Core Concepts
Robota is built on the following core concepts.
Main Components
1. Robota Class
The entry point for the entire library. It provides an interface to initialize and run an AI agent.
const robota = new Robota({
provider: new OpenAIProvider({
model: 'gpt-4',
client: openaiClient
}),
systemPrompt: 'You are a helpful AI assistant.',
// Additional settings
});
You can also set multiple system messages:
import { Robota } from '@robota-sdk/core';
import { OpenAIProvider } from '@robota-sdk/provider-openai';
const robota = new Robota({
provider: new OpenAIProvider({
model: 'gpt-4',
client: openaiClient
}),
systemMessages: [
{ role: 'system', content: 'You are an expert on weather.' },
{ role: 'system', content: 'Always strive to provide accurate information.' }
]
});
2. Providers
This is an abstraction layer that allows you to use various AI services. Each provider provides a way to communicate with specific LLM APIs (OpenAI, Anthropic, etc.).
import OpenAI from 'openai';
import { OpenAIProvider } from '@robota-sdk/provider-openai';
import { AnthropicProvider } from '@robota-sdk/provider-anthropic';
// Create OpenAI client
const openaiClient = new OpenAI({
apiKey: process.env.OPENAI_API_KEY
});
// OpenAI provider
const openaiProvider = new OpenAIProvider({
client: openaiClient,
model: 'gpt-4'
});
// Anthropic provider
const anthropicProvider = new AnthropicProvider({
client: anthropicClient,
model: 'claude-3-opus'
});
3. Function Calling
This allows AI models to call specific functions. This enables you to perform tasks such as external API calls, database lookups, file system access, etc.

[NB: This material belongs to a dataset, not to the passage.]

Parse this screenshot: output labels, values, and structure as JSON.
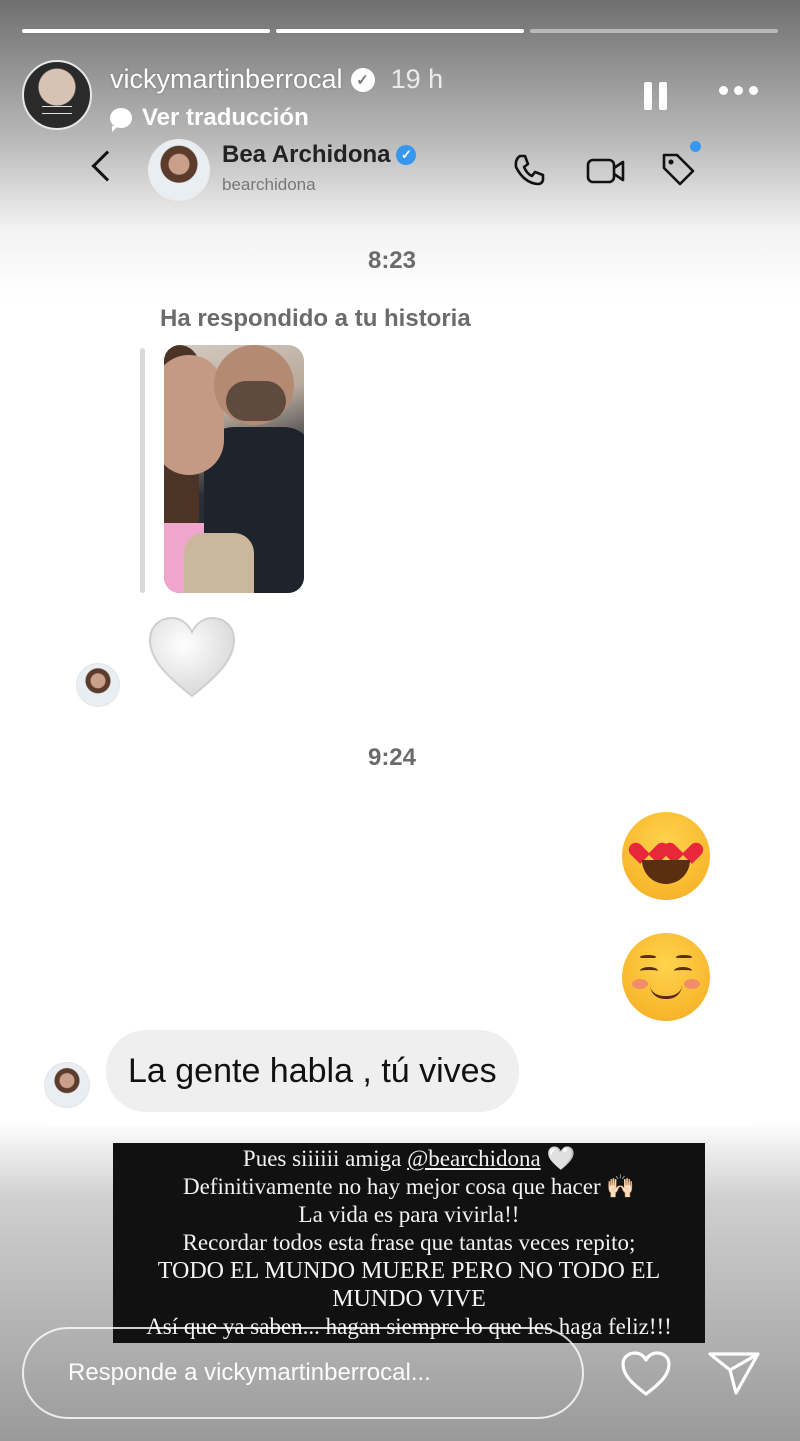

import { Robota } from '@robota-sdk/core';
// Function definition
const functions = {
searchDatabase: async (query: string) => {
// Database search logic
return { results: ['Result1', 'Result2'] };
}
};
// Function registration
robota.registerFunctions(functions);
// Function call mode setting
robota.setFunctionCallMode('auto'); // Choose from 'auto', 'disabled', 'force'
4. Tools
Tools are an extended concept of function calling. They provide more complex and structured functionality. Each tool includes metadata, parameter validation, and execution logic.
import { Tool } from '@robota-sdk/tools';
import { z } from 'zod';
const calculator = new Tool({
name: 'calculator',
description: 'Performs mathematical calculations',
parameters: z.object({
expression: z.string().describe('Expression to calculate')
}),
execute: async ({ expression }) => {
return { result: eval(expression) };
}
});
robota.registerTools([calculator]);
5. Agents
Agents are AI systems that use tools and reason to achieve a goal. Robota can implement various agent patterns.
import { Robota } from '@robota-sdk/core';
import { OpenAIProvider } from '@robota-sdk/provider-openai';
const researchAgent = new Robota({
name: 'Research Agent',
description: 'Agent that searches the web and summarizes information',
tools: [webSearch, summarize],
provider: openaiProvider
});
6. Memory
This is a system for storing and managing conversation history, allowing the agent to remember and reference previous interactions.
import { Robota } from '@robota-sdk/core';
import { ConversationMemory } from '@robota-sdk/memory';
import { OpenAIProvider } from '@robota-sdk/provider-openai';
const memory = new ConversationMemory();
const robota = new Robota({
provider: openaiProvider,
memory
});
7. Model Context Protocol
This is a standardized method for communicating with specific models. It ensures compatibility between various model providers.
8. OpenAPI Integration
This feature provides the ability to automatically generate tools and functions from Swagger/OpenAPI specs.
import { OpenAPIToolkit } from '@robota-sdk/openapi';
const apiTools = await OpenAPIToolkit.fromURL('https://api.example.com/openapi.json');
robota.registerTools(apiTools);
Library Architecture
Robota is designed with the following layered structure:
- Core Layer: Basic classes and interfaces
- Provider Layer: Integration with various LLM APIs
- Tools Layer: Abstraction of functions and tools
- Agents Layer: Reasoning and planning patterns
- Utilities Layer: Helper functions and common functionality
This structure maximizes modularity and extensibility to support various AI agent scenarios.